O Decreto n° 12.534/2025 revogou o artigo 4° 0, §2° °, 11,
do Decreto n° 6.214/2007, para permitir que o Bolsa Família fosse computado no cálculo do benefício assistencial. O magistrado considerou que a alteração da norma extrapolou os limites do poder regulamentar previstos na Constituição Federal.
“O BPC e o Bolsa Família possuem naturezas jurídicas distintas e complementares. Enquanto o BPC substitui integralmente a renda de pessoas impossibilitadas de trabalhar, o Bolsa Familia complementa temporariamente a renda familiar para combate à pobreza extrema. Utilizar um benefício destinado ao combate à miséria para negar outro benefício assistencial cria paradoxo jurídico que viola a lógica protetiva do sistema constitucional”, disse o magistrado.

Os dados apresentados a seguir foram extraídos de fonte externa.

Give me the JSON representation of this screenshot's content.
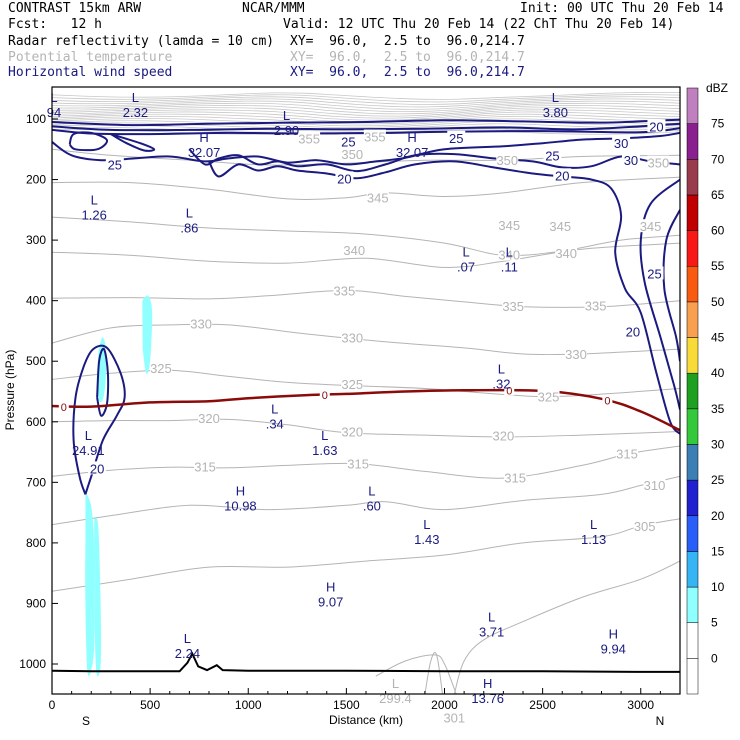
{
  "header": {
    "model": "CONTRAST 15km ARW",
    "org": "NCAR/MMM",
    "init": "Init: 00 UTC Thu 20 Feb 14",
    "fcst": "Fcst:   12 h",
    "valid": "Valid: 12 UTC Thu 20 Feb 14 (22 ChT Thu 20 Feb 14)",
    "fields": [
      {
        "name": "Radar reflectivity (lamda = 10 cm)",
        "xy": "XY=  96.0,  2.5 to  96.0,214.7",
        "color": "#000000"
      },
      {
        "name": "Potential temperature",
        "xy": "XY=  96.0,  2.5 to  96.0,214.7",
        "color": "#b4b4b4"
      },
      {
        "name": "Horizontal wind speed",
        "xy": "XY=  96.0,  2.5 to  96.0,214.7",
        "color": "#1a1a80"
      }
    ]
  },
  "chart_data": {
    "type": "contour",
    "xlabel": "Distance (km)",
    "ylabel": "Pressure (hPa)",
    "xlim": [
      0,
      3200
    ],
    "ylim": [
      1050,
      55
    ],
    "x_ticks": [
      0,
      500,
      1000,
      1500,
      2000,
      2500,
      3000
    ],
    "y_ticks": [
      100,
      200,
      300,
      400,
      500,
      600,
      700,
      800,
      900,
      1000
    ],
    "x_end_labels": {
      "left": "S",
      "right": "N"
    },
    "colorbar": {
      "unit": "dBZ",
      "levels": [
        0,
        5,
        10,
        15,
        20,
        25,
        30,
        35,
        40,
        45,
        50,
        55,
        60,
        65,
        70,
        75
      ],
      "colors": [
        "#ffffff",
        "#90ffff",
        "#35b5f3",
        "#2a5ef8",
        "#2020d0",
        "#3c7fb5",
        "#34c83b",
        "#20a020",
        "#f8da38",
        "#f8a050",
        "#f85a10",
        "#f81818",
        "#c00000",
        "#9a3b4d",
        "#8a2090",
        "#c080c0"
      ]
    },
    "theta_contours": {
      "color": "#b4b4b4",
      "levels": [
        299.4,
        305,
        310,
        315,
        320,
        325,
        330,
        335,
        340,
        345,
        350,
        355
      ],
      "labels": [
        {
          "text": "355",
          "x": 1310,
          "p": 132
        },
        {
          "text": "355",
          "x": 1645,
          "p": 129
        },
        {
          "text": "350",
          "x": 1530,
          "p": 158
        },
        {
          "text": "350",
          "x": 2320,
          "p": 168
        },
        {
          "text": "350",
          "x": 3090,
          "p": 172
        },
        {
          "text": "345",
          "x": 1660,
          "p": 230
        },
        {
          "text": "345",
          "x": 2330,
          "p": 275
        },
        {
          "text": "345",
          "x": 2590,
          "p": 277
        },
        {
          "text": "345",
          "x": 3050,
          "p": 277
        },
        {
          "text": "340",
          "x": 1540,
          "p": 316
        },
        {
          "text": "340",
          "x": 2330,
          "p": 324
        },
        {
          "text": "340",
          "x": 2620,
          "p": 321
        },
        {
          "text": "335",
          "x": 1490,
          "p": 383
        },
        {
          "text": "335",
          "x": 2350,
          "p": 409
        },
        {
          "text": "335",
          "x": 2770,
          "p": 408
        },
        {
          "text": "330",
          "x": 760,
          "p": 438
        },
        {
          "text": "330",
          "x": 1530,
          "p": 461
        },
        {
          "text": "330",
          "x": 2670,
          "p": 488
        },
        {
          "text": "325",
          "x": 555,
          "p": 511
        },
        {
          "text": "325",
          "x": 1530,
          "p": 538
        },
        {
          "text": "325",
          "x": 2530,
          "p": 558
        },
        {
          "text": "320",
          "x": 800,
          "p": 594
        },
        {
          "text": "320",
          "x": 1530,
          "p": 616
        },
        {
          "text": "320",
          "x": 2300,
          "p": 623
        },
        {
          "text": "315",
          "x": 780,
          "p": 674
        },
        {
          "text": "315",
          "x": 1560,
          "p": 669
        },
        {
          "text": "315",
          "x": 2360,
          "p": 692
        },
        {
          "text": "315",
          "x": 2930,
          "p": 652
        },
        {
          "text": "310",
          "x": 3070,
          "p": 704
        },
        {
          "text": "305",
          "x": 3020,
          "p": 772
        }
      ]
    },
    "wind_contours": {
      "color": "#1a1a80",
      "levels": [
        20,
        25,
        30,
        35
      ],
      "labels": [
        {
          "text": "20",
          "x": 1490,
          "p": 198
        },
        {
          "text": "20",
          "x": 2600,
          "p": 193
        },
        {
          "text": "20",
          "x": 2960,
          "p": 451
        },
        {
          "text": "20",
          "x": 230,
          "p": 677
        },
        {
          "text": "20",
          "x": 3080,
          "p": 112
        },
        {
          "text": "25",
          "x": 320,
          "p": 175
        },
        {
          "text": "25",
          "x": 1510,
          "p": 137
        },
        {
          "text": "25",
          "x": 2060,
          "p": 131
        },
        {
          "text": "25",
          "x": 2550,
          "p": 160
        },
        {
          "text": "25",
          "x": 3070,
          "p": 355
        },
        {
          "text": "30",
          "x": 2900,
          "p": 140
        },
        {
          "text": "30",
          "x": 2950,
          "p": 168
        }
      ]
    },
    "zero_line": {
      "color": "#8b0a0a",
      "points": [
        [
          0,
          574
        ],
        [
          200,
          575
        ],
        [
          500,
          568
        ],
        [
          800,
          566
        ],
        [
          1000,
          561
        ],
        [
          1300,
          556
        ],
        [
          1500,
          554
        ],
        [
          1800,
          550
        ],
        [
          2100,
          548
        ],
        [
          2500,
          549
        ],
        [
          2800,
          562
        ],
        [
          3000,
          583
        ],
        [
          3200,
          614
        ]
      ],
      "labels": [
        {
          "text": "0",
          "x": 60,
          "p": 576
        },
        {
          "text": "0",
          "x": 1390,
          "p": 556
        },
        {
          "text": "0",
          "x": 2330,
          "p": 548
        },
        {
          "text": "0",
          "x": 2830,
          "p": 565
        }
      ]
    },
    "terrain": {
      "color": "#000000",
      "points": [
        [
          0,
          1011
        ],
        [
          200,
          1012
        ],
        [
          400,
          1012
        ],
        [
          650,
          1012
        ],
        [
          690,
          998
        ],
        [
          715,
          983
        ],
        [
          745,
          1004
        ],
        [
          790,
          1010
        ],
        [
          840,
          1002
        ],
        [
          870,
          1010
        ],
        [
          1000,
          1011
        ],
        [
          1500,
          1011
        ],
        [
          2000,
          1012
        ],
        [
          2500,
          1012
        ],
        [
          3000,
          1013
        ],
        [
          3200,
          1013
        ]
      ]
    },
    "extrema_labels": [
      {
        "type": "L",
        "value": "94",
        "x": 10,
        "p": 72
      },
      {
        "type": "L",
        "value": "2.32",
        "x": 425,
        "p": 72
      },
      {
        "type": "L",
        "value": "3.80",
        "x": 2565,
        "p": 72
      },
      {
        "type": "L",
        "value": "2.90",
        "x": 1195,
        "p": 102
      },
      {
        "type": "H",
        "value": "32.07",
        "x": 775,
        "p": 138
      },
      {
        "type": "H",
        "value": "32.07",
        "x": 1835,
        "p": 138
      },
      {
        "type": "L",
        "value": "1.26",
        "x": 215,
        "p": 241
      },
      {
        "type": "L",
        "value": ".86",
        "x": 700,
        "p": 263
      },
      {
        "type": "L",
        "value": ".07",
        "x": 2110,
        "p": 327
      },
      {
        "type": "L",
        "value": ".11",
        "x": 2330,
        "p": 327
      },
      {
        "type": "L",
        "value": ".32",
        "x": 2290,
        "p": 520
      },
      {
        "type": "L",
        "value": ".34",
        "x": 1135,
        "p": 586
      },
      {
        "type": "L",
        "value": "24.91",
        "x": 185,
        "p": 630
      },
      {
        "type": "L",
        "value": "1.63",
        "x": 1390,
        "p": 630
      },
      {
        "type": "H",
        "value": "10.98",
        "x": 960,
        "p": 722
      },
      {
        "type": "L",
        "value": ".60",
        "x": 1630,
        "p": 722
      },
      {
        "type": "L",
        "value": "1.43",
        "x": 1910,
        "p": 777
      },
      {
        "type": "L",
        "value": "1.13",
        "x": 2760,
        "p": 777
      },
      {
        "type": "H",
        "value": "9.07",
        "x": 1420,
        "p": 880
      },
      {
        "type": "L",
        "value": "3.71",
        "x": 2240,
        "p": 930
      },
      {
        "type": "H",
        "value": "9.94",
        "x": 2860,
        "p": 958
      },
      {
        "type": "L",
        "value": "2.24",
        "x": 690,
        "p": 965
      },
      {
        "type": "H",
        "value": "13.76",
        "x": 2220,
        "p": 1040
      }
    ],
    "theta_extrema": [
      {
        "type": "L",
        "value": "299.4",
        "x": 1750,
        "p": 1040
      },
      {
        "type": "",
        "value": "301",
        "x": 2050,
        "p": 1072
      }
    ]
  }
}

Segundo o juiz federal, a inclusão do Bolsa Familia no cálculo poderia resultar em situações absurdas: familias que recebem R$ 600,00 do programa poderiam ter sua renda artificialmente elevada, perdendo acesso ao BPC de valor superior, essencial para custear tratamentos de pessoas com deficiência.
Tal situação violaria o princípio da dignidade humana e o direito ao mínimo existencial.